Jazz Azur à La Cadière d’Azur
Ça jazze au village !

A

Il est à La Cadière d’Azur un grand philanthrope, un doux personnage courageux et généreux, qui depuis 29 ans œuvre pour le jazz, avec pour nouvelle ambition, celle d’arriver à boucler les trente ans, et même plus. Hélas, crise oblige, les subventions ont disparu, sauf celle de la Municipalité, qui a toujours défendu la scène jazz, et la culture en général. Alors avec ses glorieux bénévoles de « Jazz Azur », et quelques amis mécènes, Jacques Julien lutte avec ténacité pour continuer à programmer des concerts de jazz dans ce riant et vivant village qu’est La Cadière d’Azur. Avec des concerts de haute qualité !
En ce samedi soir de février, Jacques Julien avait réuni un quartette de musiciens qui ont un lien privilégié avec « Jazz Azur » pour fêter l’anniversaire du batteur ; ce sera pour un soir le « Gilles Alamel Birthday 4tet » avec Daniel Huck au saxophone alto et au chant, Robert Persi au piano, Marion Ruault à la contrebasse.
Le batteur Gilles Alamel a fait ses premières apparitions à « Jazz Azur » ; il est devenu un excellent batteur, avec un chabada imperturbable, une touche des baguettes claires et précises, parfait au soutien et à la relance, une mise en place impeccable, le tout avec la décontraction des grands batteurs. Marion Ruault est pratiquement née de Jazz Azur, où sa chanteuse de mère, Kristin Marion, s’est souvent produite. La jeune fille est de l’étoffe des vrais bassistes de jazz : une attaque tranchante et ronde, un son gros et pur, un engagement total, on voit ses lèvres chanter les notes dans les solos. Une musicienne à suivre. Le pianiste niçois Robert Persi est lui aussi un habitué de « Jazz Azur » ; il enseigne au CNR de Nice ; il a déjà un beau passif de jazzman ayant été longtemps le pianiste attitré de Claude Nougaro, puis de Christian Escoudé (g), et Olivier Ker Ourio (hca)…Pianiste lyrique, expansif, il s’envole dans de longues phrases expressives qui touchent au cœur. En parfaite osmose avec le batteur et la contrebassiste pour une rythmique aux petits oignons qui ne pouvait que propulser Daniel Huck dans ses délires si captivants. En plus d’être un brillant saxophoniste, une encyclopédie du jazz, il est, avec le trompettiste Jean-Loup Longnon, l’un des plus grand scatteurs d’aujourd’hui. Impossible de résister à son swing, et à ses acrobaties verbales. A l’alto on pourrait dire qu’il est un mélange de Charlie Parker et Jackie McLean : un son d’enfer, un phrasé diabolique, un lyrisme et une expressivité enflammés. Avec lui pas de déballage technique, du jazz pur et dur, du fond de l’âme. Il y eut de grands moments comme avec ce « Body and Soul » très émouvant que Daniel Huck dédia à sa femme, Monique, également chanteuse, qu’on eut déjà le plaisir d’entendre à La Cadière. Il nous émut encore et nous enchanta sur un magnifique « You’ve Changed », là l’émotion était au rendez-vous ; et quel chanteur ! idem avec « What is this thing called love ». Daniel est un habitué de « Jazz » Azur. Je me souviens que lui aussi était venu y fêter son anniversaire il y a quelques années.

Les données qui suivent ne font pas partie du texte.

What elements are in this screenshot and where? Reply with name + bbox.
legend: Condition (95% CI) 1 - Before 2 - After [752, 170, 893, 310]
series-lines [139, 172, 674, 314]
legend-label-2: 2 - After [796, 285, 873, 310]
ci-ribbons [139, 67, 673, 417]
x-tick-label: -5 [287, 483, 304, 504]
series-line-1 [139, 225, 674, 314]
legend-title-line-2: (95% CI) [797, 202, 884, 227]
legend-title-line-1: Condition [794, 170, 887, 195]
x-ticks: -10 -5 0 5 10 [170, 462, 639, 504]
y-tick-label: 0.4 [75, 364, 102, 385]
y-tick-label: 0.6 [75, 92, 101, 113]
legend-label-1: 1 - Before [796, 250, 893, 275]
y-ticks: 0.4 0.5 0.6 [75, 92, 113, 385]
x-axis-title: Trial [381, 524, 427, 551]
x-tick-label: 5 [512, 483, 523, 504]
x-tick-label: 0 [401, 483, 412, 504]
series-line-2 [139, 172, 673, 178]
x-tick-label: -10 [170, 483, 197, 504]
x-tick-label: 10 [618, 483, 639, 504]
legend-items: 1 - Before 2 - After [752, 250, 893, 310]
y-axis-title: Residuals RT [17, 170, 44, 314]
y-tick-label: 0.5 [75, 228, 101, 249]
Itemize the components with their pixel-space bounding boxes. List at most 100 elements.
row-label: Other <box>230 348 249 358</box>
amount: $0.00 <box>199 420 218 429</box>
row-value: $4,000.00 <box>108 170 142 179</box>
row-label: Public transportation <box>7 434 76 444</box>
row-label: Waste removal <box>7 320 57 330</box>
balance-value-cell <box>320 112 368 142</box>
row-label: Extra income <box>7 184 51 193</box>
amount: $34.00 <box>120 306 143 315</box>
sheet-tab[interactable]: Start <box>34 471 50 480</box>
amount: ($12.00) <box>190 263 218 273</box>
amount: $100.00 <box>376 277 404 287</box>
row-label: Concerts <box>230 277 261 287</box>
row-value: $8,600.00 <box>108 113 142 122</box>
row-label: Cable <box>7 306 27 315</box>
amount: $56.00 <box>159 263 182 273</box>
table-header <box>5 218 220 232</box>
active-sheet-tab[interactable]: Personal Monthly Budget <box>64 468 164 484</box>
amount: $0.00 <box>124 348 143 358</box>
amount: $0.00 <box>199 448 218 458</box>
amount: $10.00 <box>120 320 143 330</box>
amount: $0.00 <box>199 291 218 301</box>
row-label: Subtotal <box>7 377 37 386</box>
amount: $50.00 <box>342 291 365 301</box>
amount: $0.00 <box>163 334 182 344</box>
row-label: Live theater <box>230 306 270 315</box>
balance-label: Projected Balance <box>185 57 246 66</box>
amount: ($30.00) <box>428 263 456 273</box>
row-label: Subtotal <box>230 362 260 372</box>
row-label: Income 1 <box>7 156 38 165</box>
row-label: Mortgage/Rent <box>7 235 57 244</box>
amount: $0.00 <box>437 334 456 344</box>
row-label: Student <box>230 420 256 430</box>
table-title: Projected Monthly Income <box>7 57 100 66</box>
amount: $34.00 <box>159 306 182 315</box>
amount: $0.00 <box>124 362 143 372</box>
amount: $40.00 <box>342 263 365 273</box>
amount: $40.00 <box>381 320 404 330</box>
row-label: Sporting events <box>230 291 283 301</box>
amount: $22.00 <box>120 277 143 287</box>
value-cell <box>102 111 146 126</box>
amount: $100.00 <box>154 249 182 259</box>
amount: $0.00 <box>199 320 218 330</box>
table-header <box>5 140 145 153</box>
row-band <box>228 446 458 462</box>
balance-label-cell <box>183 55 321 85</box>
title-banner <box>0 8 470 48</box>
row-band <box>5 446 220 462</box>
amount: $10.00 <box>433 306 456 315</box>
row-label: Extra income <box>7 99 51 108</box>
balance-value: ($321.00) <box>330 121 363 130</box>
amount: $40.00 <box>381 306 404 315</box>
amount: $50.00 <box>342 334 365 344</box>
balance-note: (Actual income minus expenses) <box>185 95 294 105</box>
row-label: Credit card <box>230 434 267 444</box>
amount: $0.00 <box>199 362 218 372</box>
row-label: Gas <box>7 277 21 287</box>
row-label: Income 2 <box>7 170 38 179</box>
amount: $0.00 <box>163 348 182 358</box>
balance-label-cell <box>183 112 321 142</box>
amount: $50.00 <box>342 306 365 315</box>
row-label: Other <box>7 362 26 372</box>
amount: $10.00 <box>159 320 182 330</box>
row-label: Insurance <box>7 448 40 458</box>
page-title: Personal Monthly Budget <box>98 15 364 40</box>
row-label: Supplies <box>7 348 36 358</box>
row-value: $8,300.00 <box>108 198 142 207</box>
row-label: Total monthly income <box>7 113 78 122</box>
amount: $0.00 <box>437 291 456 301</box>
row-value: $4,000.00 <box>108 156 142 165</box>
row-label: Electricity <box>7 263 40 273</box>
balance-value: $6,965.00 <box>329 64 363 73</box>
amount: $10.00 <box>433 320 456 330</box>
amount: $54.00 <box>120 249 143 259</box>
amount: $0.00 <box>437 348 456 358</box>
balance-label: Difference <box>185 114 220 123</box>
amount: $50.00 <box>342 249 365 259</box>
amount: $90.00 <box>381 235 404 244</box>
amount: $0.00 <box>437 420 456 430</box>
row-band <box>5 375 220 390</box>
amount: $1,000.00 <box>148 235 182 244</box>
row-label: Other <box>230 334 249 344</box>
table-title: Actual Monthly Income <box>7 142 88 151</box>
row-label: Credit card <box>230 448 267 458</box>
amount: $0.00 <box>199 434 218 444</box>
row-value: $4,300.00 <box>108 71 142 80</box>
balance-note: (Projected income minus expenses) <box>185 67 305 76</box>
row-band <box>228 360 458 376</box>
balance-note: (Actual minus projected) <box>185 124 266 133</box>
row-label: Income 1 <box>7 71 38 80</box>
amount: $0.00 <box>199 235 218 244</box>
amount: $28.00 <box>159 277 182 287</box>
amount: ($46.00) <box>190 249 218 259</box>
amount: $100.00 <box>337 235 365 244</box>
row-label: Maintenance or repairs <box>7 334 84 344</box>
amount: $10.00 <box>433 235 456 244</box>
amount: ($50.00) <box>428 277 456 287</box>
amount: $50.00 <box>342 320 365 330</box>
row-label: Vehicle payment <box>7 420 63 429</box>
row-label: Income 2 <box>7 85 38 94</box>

Ajoutons l’humour et le sens de la fête de l’altiste et on comprendra que la soirée fut belle. Elle se termina par un bœuf de circonstance puisque parmi le public se tenaient le trompettiste anglais, Inigo Kilborn, brillant disciple de Chet Baker, et la chanteuse Valérie Pecot du groupe « Quai des brunes ». On eut droit à un chaud partage sur le célèbre «It don’t mean a thing if it ain’t got that swing » de Duke Ellington avec les « dou wap » de circonstance, bouquet final de cette chaleureuse soirée, menée par un quartette d’un soir, qu’on aimerait voir perdurer.